I have learned a variety of lessons by attending MMSY Program. I would say most significantly, I learned that we should celebrate our cultural similarities along with our differences. Although it is important to be proud of our cultures and proud of what makes us different from others, oftentimes we forget that our similarities are just as important. When we walk into a room, immediately we have preconceived notions about the people around us based on how different they seem from us, but we are unaware of how similar another individual’s culture is to our own. Therefore I learned from MMSY  Program that it is important to approach any situation with an open mind and to ask questions rather than make assumptions.  

I learned that it is important to develop an understanding of other cultures for so many different reasons. Specifically, if one is interested in a career in politics or if an individual wants to work at the United Nations, one needs to be able to relate to people and fully understand their conflicts and their opinions, and the way to do this is to learn about their cultural background, and where their ideas originated. When trying to combat any form of discrimination, it is necessary to understand both sides of the situation of the groups of peoples who are in conflict with one another. Being educated about other cultures is important not only for people pursuing career paths in these designated areas, but also it is relevant for everyone.

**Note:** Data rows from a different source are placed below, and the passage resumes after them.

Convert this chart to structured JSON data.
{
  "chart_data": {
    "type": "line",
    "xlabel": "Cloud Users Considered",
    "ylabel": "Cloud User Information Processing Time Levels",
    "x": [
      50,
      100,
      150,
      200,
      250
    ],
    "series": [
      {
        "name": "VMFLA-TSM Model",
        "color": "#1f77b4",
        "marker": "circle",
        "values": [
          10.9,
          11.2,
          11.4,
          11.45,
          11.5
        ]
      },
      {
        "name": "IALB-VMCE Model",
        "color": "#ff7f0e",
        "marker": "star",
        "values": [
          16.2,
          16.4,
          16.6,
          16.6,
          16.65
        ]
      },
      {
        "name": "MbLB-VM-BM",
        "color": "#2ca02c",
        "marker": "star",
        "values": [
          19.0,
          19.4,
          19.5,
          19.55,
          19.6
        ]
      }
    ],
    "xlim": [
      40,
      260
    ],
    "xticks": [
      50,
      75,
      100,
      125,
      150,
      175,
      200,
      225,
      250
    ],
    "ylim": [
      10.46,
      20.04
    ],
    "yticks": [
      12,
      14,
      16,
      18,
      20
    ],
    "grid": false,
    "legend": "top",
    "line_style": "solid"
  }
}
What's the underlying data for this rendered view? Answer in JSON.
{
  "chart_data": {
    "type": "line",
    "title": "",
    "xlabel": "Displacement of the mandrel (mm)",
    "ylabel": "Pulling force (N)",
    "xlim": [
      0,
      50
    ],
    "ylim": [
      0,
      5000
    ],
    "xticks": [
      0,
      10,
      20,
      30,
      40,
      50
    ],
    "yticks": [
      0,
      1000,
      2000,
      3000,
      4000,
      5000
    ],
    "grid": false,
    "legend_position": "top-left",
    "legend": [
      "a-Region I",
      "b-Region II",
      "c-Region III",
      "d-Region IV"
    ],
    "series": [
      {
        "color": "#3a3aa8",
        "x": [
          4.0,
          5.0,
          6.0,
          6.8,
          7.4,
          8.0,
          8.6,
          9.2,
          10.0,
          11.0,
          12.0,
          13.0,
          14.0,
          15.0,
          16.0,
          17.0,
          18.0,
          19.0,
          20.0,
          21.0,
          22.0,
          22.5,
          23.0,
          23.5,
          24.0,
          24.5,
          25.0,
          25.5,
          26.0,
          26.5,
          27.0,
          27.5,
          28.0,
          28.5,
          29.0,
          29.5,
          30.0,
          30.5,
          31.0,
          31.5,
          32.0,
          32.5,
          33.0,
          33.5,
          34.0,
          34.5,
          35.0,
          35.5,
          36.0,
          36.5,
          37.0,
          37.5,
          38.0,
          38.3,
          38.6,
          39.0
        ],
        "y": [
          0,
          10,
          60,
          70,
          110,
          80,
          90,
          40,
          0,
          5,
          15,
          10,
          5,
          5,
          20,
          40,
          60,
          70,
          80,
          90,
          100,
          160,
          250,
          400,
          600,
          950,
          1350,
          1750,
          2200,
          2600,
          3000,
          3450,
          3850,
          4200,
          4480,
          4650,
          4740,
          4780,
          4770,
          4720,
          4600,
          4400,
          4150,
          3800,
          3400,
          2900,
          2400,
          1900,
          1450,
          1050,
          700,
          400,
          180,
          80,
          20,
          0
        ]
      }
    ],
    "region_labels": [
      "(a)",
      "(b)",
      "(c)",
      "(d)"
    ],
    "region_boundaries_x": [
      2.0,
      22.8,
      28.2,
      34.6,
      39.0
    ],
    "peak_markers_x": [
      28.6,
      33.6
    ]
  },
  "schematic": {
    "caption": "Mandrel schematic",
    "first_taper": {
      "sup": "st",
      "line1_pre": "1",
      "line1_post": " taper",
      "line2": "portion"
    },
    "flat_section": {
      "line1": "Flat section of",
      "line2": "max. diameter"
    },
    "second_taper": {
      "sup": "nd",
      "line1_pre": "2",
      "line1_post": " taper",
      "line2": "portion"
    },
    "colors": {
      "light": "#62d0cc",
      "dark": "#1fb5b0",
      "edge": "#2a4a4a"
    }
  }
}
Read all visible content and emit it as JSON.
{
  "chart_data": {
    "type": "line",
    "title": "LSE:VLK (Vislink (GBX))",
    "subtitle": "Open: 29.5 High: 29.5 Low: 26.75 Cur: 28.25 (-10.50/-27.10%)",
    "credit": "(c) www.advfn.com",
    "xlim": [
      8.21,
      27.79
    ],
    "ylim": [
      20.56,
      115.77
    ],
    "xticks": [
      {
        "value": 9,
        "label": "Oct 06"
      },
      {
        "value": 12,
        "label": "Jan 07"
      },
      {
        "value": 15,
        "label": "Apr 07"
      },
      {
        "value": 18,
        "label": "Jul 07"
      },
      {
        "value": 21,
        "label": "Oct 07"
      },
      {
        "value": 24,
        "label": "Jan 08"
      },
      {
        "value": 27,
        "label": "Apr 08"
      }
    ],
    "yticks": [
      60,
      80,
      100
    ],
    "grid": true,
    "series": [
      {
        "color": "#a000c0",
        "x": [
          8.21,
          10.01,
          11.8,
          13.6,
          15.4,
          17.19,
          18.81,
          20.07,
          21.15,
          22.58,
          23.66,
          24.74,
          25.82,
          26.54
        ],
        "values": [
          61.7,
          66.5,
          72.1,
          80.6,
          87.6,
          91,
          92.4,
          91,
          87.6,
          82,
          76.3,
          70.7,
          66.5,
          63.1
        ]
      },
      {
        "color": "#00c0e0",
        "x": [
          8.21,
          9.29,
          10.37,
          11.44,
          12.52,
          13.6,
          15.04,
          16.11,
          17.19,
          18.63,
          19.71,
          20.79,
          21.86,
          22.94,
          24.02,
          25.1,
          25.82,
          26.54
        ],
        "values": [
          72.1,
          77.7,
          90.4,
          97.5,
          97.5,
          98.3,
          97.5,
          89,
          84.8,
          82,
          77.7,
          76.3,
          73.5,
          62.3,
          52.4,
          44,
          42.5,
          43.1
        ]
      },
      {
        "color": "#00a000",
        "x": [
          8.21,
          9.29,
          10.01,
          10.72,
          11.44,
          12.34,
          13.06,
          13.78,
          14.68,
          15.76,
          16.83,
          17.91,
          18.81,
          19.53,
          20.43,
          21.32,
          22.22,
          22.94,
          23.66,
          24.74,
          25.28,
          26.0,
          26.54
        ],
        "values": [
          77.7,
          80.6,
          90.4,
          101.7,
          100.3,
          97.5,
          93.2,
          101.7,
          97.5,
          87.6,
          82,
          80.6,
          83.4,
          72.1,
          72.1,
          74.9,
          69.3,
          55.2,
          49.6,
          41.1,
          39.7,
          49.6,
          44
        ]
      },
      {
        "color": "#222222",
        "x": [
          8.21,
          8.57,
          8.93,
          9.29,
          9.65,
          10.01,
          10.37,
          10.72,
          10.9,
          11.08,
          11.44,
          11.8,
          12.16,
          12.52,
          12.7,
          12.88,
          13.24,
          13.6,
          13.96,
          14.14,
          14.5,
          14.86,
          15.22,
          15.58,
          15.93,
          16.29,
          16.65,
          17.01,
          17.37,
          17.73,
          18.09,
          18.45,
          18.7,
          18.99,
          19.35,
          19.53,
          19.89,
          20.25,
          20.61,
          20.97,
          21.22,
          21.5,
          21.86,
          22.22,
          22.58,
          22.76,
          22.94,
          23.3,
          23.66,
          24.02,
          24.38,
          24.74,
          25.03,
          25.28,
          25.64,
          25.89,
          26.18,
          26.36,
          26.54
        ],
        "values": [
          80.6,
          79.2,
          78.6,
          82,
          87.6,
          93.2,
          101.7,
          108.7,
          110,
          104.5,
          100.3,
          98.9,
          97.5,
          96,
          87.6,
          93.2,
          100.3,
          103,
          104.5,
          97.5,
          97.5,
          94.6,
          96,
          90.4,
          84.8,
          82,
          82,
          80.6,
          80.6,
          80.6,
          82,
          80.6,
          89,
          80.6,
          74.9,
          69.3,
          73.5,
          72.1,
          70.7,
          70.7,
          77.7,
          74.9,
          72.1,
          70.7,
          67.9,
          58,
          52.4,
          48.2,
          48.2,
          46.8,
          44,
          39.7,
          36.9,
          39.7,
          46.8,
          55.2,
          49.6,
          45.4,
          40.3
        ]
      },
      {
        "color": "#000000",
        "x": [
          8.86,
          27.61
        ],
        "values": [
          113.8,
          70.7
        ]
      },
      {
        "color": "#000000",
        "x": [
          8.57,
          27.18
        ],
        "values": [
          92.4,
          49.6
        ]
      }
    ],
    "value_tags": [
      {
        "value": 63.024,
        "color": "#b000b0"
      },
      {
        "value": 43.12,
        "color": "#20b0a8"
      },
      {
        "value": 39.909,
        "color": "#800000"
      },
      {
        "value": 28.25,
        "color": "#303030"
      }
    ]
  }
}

Education is key to establishing the United Nations’ ultimate goal of global peace, which is why so many organizations of the UN focus heavily on education. If everyone were educated about cultures other than their own, they would be much less likely to discriminate against people belonging to different cultures.

So in terms of how I will apply what I have learned from MMSYP to my life, I will continue to focus on the similarities I have with others rather than our differences. This can be rather difficult considering the fact that as humans, our brains organize ideas and people by grouping them, emphasizing the differences between groups. But throughout my life I will strive to find what is similar in other cultures to mine. And most importantly, I will educate others to be open-minded and accepting individuals. 

 

 

 

ALL human beings are born FREE and EQUAL in dignity and rights.